So I was thinking about firing up STALKER and doing a little exploring, but felt a twinge of guilt – I should be working, doing something more productive than playing. Or should I? After all I have been at it now for twelve hours, and it is Sunday.

I have friends who come home from work, flop in a chair and watch sitcoms like Earl, The Office, and Two and a Half Men.

They are unwinding from a hard pressure filled day.

I’m sympathetic, and whereas I don’t have the 45 to 90 minute commute each way, I do start early and am in need of a diversion and relaxation by the evening – so I go exploring the marshes of Zaton looking for artifacts and trying to avoid anomalies

I know some guys who can’t wait for the weekend so they can go fishing. They get on a boat and go out into the bay and sit there drinking beer with their poles hanging out.

I like to spend a few hours on the weekends shooting wild dogs, mercenaries, climbing into underground tunnels looking for ammunition, and trying to find helicopters that have crashed mysteriously.

There are people who love to sit in the stands of the ball park drinking beer, eating hot dogs and nachos, it costs them about $100 to $150 for that kind of entertainment and it lasts for about two maybe three hours.

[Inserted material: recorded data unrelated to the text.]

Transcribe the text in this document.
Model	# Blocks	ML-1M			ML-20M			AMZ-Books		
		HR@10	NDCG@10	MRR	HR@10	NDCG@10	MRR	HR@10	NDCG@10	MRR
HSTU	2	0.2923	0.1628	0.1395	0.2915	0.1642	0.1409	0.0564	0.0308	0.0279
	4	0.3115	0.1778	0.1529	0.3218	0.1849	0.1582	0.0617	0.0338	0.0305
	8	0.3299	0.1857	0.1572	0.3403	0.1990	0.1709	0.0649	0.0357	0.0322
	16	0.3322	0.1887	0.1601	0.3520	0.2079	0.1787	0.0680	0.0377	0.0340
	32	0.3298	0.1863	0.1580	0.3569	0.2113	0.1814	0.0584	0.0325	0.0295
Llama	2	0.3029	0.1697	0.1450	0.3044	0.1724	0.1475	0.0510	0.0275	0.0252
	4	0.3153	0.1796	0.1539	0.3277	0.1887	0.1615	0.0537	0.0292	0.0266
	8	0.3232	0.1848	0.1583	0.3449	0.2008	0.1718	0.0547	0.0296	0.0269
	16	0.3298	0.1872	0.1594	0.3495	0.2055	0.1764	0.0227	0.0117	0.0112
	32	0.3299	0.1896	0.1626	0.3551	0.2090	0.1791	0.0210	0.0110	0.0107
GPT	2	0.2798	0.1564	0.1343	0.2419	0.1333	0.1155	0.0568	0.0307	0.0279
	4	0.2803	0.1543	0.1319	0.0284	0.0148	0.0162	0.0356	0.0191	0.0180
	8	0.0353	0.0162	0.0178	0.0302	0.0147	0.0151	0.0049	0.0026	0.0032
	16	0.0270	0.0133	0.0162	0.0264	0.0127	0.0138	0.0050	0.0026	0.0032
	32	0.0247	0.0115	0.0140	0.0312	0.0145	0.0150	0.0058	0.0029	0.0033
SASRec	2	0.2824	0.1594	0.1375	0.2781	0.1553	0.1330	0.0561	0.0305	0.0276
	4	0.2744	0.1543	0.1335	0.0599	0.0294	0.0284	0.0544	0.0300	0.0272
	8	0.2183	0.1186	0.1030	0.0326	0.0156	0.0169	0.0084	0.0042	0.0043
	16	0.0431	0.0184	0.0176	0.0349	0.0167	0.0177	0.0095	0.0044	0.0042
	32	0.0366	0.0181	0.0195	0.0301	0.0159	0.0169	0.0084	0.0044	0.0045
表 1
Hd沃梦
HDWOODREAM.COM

I spent $50 and have been exploring for over 25 hours with no real end in sight, and I’m only on the basic level, as I learn the way and the dangers I’ll move up to an experienced Stalker.

My reflexes and peripheral vision are getting so sharply tuned I can empty a 20 load clip dropping five mercenaries in less than two seconds – and I’m an amateur.

I know a gal who drinks a couple of beers, OK several beers at night while watching TV and she tells me about the three shows she watches at the same time: a movie, a travelogue, and something educational, she says.

She says she’s learned how to spot the pauses and knows just when to switch, but she keeps a second window open on one of the other channels as a check to make sure she doesn’t miss anything important.

I have a glass of wine or two, or three, and hunt for needed medkits to repair the damage from the hit I took from the wild bores or the undetected anomaly.  When I’m healed I look for dead soldiers and rob them of their ammunition, food, and radiation treatment drugs.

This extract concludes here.